For Gallium swrast, the attached image Screenshot-differences_gallium-annotated.png illustrates that scaled image aligns with the x-dimension edge (an it always seems to do so).  However, the image can extend past the bottom in the y-dimension, or not (and it seems to never fall short).

Since these two behaviors are different, as subtle as it may be, at least one of them has a bug.  I suspect that both of them might have a flaw as far as precisely following OpenGl standard.  It's interesting that the x-dimension for the Gallium driver seems most consistent.
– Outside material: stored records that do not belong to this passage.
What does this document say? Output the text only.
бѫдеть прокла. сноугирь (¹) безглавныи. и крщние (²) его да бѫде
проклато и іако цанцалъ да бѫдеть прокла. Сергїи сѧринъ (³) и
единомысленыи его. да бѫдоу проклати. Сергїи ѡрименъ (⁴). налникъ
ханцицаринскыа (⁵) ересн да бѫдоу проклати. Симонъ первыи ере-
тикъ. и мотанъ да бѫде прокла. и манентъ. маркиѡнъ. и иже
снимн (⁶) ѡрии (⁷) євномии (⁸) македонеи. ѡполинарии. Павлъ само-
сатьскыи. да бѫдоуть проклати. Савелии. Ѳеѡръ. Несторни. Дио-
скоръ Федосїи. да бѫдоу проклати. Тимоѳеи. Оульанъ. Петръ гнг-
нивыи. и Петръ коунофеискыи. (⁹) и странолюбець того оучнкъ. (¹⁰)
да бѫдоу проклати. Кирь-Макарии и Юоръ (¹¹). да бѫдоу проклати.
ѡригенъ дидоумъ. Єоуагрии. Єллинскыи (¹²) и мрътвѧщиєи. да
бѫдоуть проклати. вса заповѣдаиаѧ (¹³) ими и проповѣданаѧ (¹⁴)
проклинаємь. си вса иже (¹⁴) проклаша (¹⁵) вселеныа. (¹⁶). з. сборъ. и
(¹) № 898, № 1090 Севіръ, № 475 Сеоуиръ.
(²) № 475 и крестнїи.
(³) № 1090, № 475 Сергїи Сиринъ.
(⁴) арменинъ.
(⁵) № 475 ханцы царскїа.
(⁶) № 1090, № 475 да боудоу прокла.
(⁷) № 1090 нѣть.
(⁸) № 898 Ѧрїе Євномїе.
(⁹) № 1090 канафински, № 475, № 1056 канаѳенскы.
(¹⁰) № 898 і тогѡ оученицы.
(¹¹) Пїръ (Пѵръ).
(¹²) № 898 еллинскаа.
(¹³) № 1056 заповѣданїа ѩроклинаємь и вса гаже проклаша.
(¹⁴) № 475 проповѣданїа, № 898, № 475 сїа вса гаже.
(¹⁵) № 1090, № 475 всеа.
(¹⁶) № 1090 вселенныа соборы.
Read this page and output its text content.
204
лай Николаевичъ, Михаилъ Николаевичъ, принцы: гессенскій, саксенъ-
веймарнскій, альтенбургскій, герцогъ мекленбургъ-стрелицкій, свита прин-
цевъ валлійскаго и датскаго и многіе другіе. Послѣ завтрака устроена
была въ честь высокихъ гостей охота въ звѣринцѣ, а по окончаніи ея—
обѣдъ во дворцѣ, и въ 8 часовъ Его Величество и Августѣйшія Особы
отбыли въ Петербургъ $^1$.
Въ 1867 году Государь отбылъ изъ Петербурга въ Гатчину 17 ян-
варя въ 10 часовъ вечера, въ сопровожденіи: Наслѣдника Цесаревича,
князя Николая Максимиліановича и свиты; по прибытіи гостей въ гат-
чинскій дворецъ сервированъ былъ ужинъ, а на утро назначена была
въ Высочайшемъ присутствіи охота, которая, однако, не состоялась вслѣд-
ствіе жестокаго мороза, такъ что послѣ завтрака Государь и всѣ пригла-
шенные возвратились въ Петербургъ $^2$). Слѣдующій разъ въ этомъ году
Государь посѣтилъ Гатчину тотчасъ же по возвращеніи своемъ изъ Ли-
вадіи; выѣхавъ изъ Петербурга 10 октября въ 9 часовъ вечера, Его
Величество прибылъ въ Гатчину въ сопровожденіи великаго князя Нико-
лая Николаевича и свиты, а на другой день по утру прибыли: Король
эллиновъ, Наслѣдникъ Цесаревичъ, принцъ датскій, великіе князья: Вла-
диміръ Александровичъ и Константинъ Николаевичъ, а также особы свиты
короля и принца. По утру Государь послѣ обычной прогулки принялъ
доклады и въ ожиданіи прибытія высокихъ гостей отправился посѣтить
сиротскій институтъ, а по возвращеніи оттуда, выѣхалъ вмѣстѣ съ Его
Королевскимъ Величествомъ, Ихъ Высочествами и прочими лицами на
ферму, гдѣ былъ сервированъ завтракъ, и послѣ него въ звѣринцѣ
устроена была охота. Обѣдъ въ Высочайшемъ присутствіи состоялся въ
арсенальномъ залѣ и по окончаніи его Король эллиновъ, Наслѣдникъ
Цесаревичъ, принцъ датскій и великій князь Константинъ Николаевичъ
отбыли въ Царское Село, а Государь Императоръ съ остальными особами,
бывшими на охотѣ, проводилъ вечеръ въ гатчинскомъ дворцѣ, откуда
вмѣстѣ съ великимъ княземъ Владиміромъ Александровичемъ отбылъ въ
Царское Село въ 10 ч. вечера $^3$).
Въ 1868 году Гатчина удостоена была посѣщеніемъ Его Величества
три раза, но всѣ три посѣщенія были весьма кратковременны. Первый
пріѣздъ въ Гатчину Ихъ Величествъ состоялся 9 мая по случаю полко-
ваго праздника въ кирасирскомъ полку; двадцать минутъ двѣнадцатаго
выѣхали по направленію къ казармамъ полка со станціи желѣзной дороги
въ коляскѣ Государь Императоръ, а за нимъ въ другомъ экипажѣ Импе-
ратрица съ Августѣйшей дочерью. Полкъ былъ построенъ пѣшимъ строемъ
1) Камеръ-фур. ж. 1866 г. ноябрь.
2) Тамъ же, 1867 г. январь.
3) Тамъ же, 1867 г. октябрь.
Granted, the axis box itself may not be exact, so to say exactly what the bug is at this stage is premature, but at least the behavior of the axis box should be the same when all that is varied is the graphics driver and not the application binary.
Comment 1 Dan Sebald 2015-03-18 03:09:00 UTC
Created attachment 114412 [details]
Illustration of legacy driver behavior for glDrawPixels
Comment 2 Dan Sebald 2015-03-18 03:10:36 UTC
Created attachment 114413 [details]
Illustration of Gallium driver behavior for glDrawPixels
Comment 3 Dan Sebald 2015-03-18 16:41:08 UTC
Taking a second look at the Gallium driver PNG, I'm wondering if my original assessment is correct, i.e., that the scaled image in the frame buffer is extending past the bottom in the y-dimension.  The edges seem to align, while perhaps it is just that the axis box drawn around the image has a missing pixel in the lower right corner for some scalings.  If that is the case, perhaps it is only the legacy driver that is inconsistent, with regard to glDrawPixels.
Comment 4 Dan Sebald 2015-03-31 18:08:51 UTC
The attached images aren't very precise.  There is a Piglit test here:

https://bugs.freedesktop.org/attachment.cgi?id=114711

that might be more helpful.  The difference between the following two illustrations (i.e., that narrow green line in images 1,1 and 1,3) might be a lead:

Legacy:
https://bugs.freedesktop.org/attachment.cgi?id=114713

Gallium:
https://bugs.freedesktop.org/attachment.cgi?id=114715
Comment 5 GitLab Migration User 2019-09-18 18:31:42 UTC
-- GitLab Migration Automatic Message --

This bug has been migrated to freedesktop.org's GitLab instance and has been closed from further activity.